Jakarta (ANTARA) - Pandemi virus corona bukan hanya mengubah bagaimana orang menjaga kesehatan dalam kegiatan sehari-hari, namun, juga bagaimana mereka menghibur diri.
Sejak pandemi COVID-19, masyarakat diimbau untuk sebisa mungkin berkegiatan di dalam rumah, termasuk untuk bekerja. Pembatasan Sosial Berskala Besar (PSBB) yang diberlakukan beberapa waktu lalu membatasi tempat-tempat publik yang boleh dibuka, termasuk tempat hiburan, pusat olahraga dan pusat perbelanjaan.
Masyarakat untuk sementara waktu mengalihkan kebutuhan hiburan mereka, yang semula datang langsung secara fisik, dengan cara menikmati konten lewat platform digital.
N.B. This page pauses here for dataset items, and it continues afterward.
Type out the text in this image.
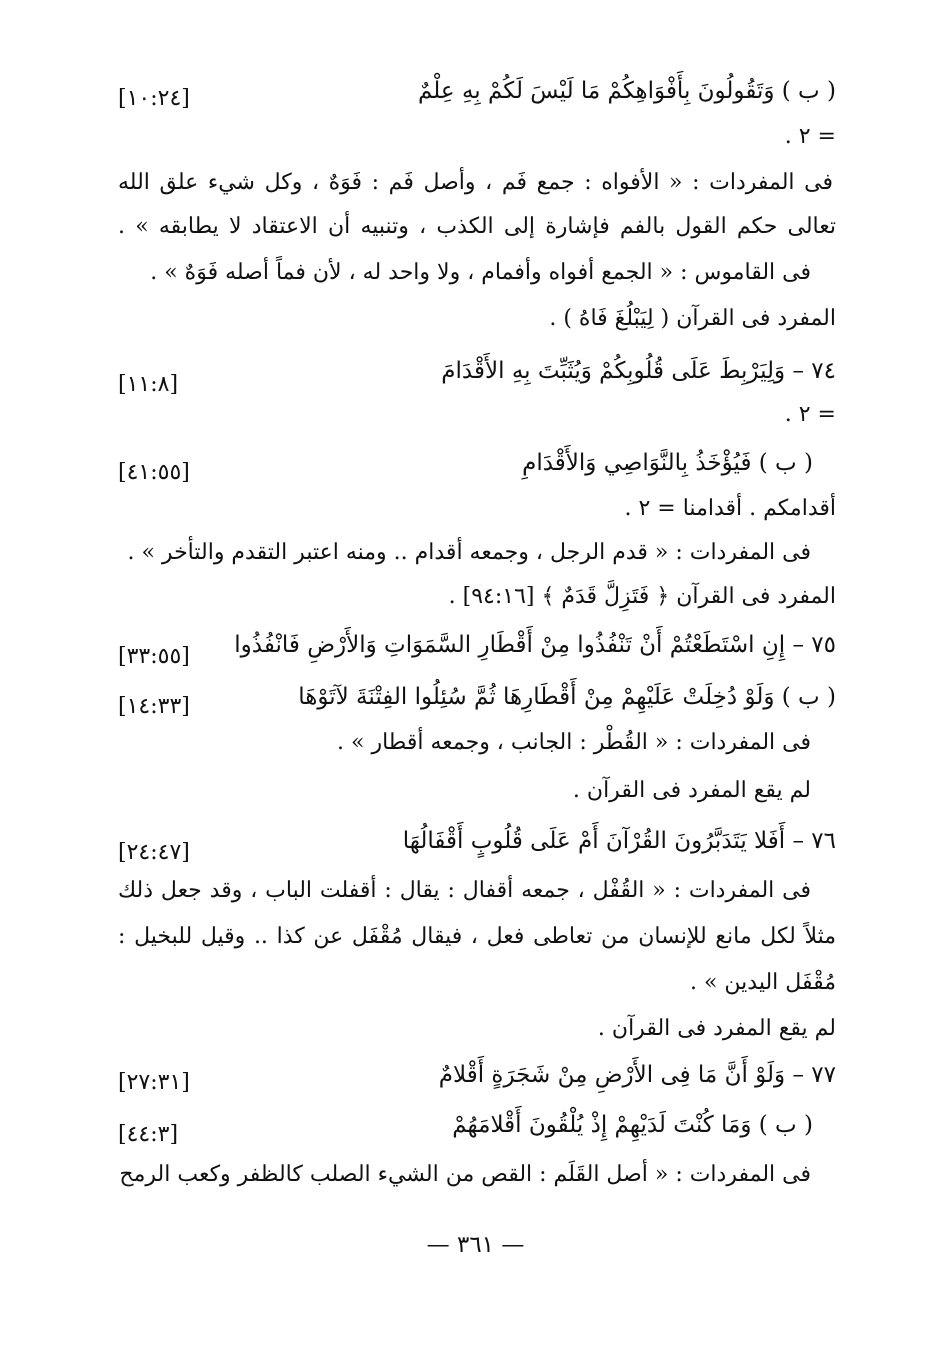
( ب ) وَتَقُولُونَ بِأَفْوَاهِكُمْ مَا لَيْسَ لَكُمْ بِهِ عِلْمٌ
[١٠:٢٤]
= ٢ .
فى المفردات : « الأفواه : جمع فَم ، وأصل فَم : فَوَهٌ ، وكل شيء علق الله
تعالى حكم القول بالفم فإشارة إلى الكذب ، وتنبيه أن الاعتقاد لا يطابقه » .
فى القاموس : « الجمع أفواه وأفمام ، ولا واحد له ، لأن فماً أصله فَوَهٌ » .
المفرد فى القرآن ( لِيَبْلُغَ فَاهُ ) .
٧٤ – وَلِيَرْبِطَ عَلَى قُلُوبِكُمْ وَيُثَبِّتَ بِهِ الأَقْدَامَ
[١١:٨]
= ٢ .
( ب ) فَيُؤْخَذُ بِالنَّوَاصِي وَالأَقْدَامِ
[٤١:٥٥]
أقدامكم . أقدامنا = ٢ .
فى المفردات : « قدم الرجل ، وجمعه أقدام .. ومنه اعتبر التقدم والتأخر » .
المفرد فى القرآن ﴿ فَتَزِلَّ قَدَمٌ ﴾ [٩٤:١٦] .
٧٥ – إِنِ اسْتَطَعْتُمْ أَنْ تَنْفُذُوا مِنْ أَقْطَارِ السَّمَوَاتِ وَالأَرْضِ فَانْفُذُوا
[٣٣:٥٥]
( ب ) وَلَوْ دُخِلَتْ عَلَيْهِمْ مِنْ أَقْطَارِهَا ثُمَّ سُئِلُوا الفِتْنَةَ لآتَوْهَا
[١٤:٣٣]
فى المفردات : « القُطْر : الجانب ، وجمعه أقطار » .
لم يقع المفرد فى القرآن .
٧٦ – أَفَلا يَتَدَبَّرُونَ القُرْآنَ أَمْ عَلَى قُلُوبٍ أَقْفَالُهَا
[٢٤:٤٧]
فى المفردات : « القُفْل ، جمعه أقفال : يقال : أقفلت الباب ، وقد جعل ذلك
مثلاً لكل مانع للإنسان من تعاطى فعل ، فيقال مُقْفَل عن كذا .. وقيل للبخيل :
مُقْفَل اليدين » .
لم يقع المفرد فى القرآن .
٧٧ – وَلَوْ أَنَّ مَا فِى الأَرْضِ مِنْ شَجَرَةٍ أَقْلامٌ
[٢٧:٣١]
( ب ) وَمَا كُنْتَ لَدَيْهِمْ إِذْ يُلْقُونَ أَقْلامَهُمْ
[٤٤:٣]
فى المفردات : « أصل القَلَم : القص من الشيء الصلب كالظفر وكعب الرمح
— ٣٦١ —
Operator seluler mencatat kenaikan lalu lintas data internet hingga 20 persen sejak pandemi virus corona dan banyak perusahaan yang menerapkan bekerja dari rumah atau work from home.
Telkomsel pada Mei lalu, terutama saat periode Ramadhan dan Hari Raya Idul Fitri, mengalami kenaikan layanan berbasis data internet sebanyak 22,8 persen.
Penggunaan data internet untuk layanan streaming video di Telkomsel naik 13,8 persen, sementara game online dari ponsel naik 83,7 persen.
Pandemi ini juga melahirkan cara baru untuk menikmati hiburan, masyarakat mungkin sudah tidak asing lagi dengan menonton film lewat layanan streaming. Baru-baru ini muncul juga cara baru untuk menikmati pertunjukan musik lewat konser secara live streaming.
Pegiat media sosial Enda Nasution berpendapat pergeseran menikmati hiburan dalam versi konten digital sebenarnya sudah terasa sebelum pandemi virus corona, terutama bagi anak-anak muda.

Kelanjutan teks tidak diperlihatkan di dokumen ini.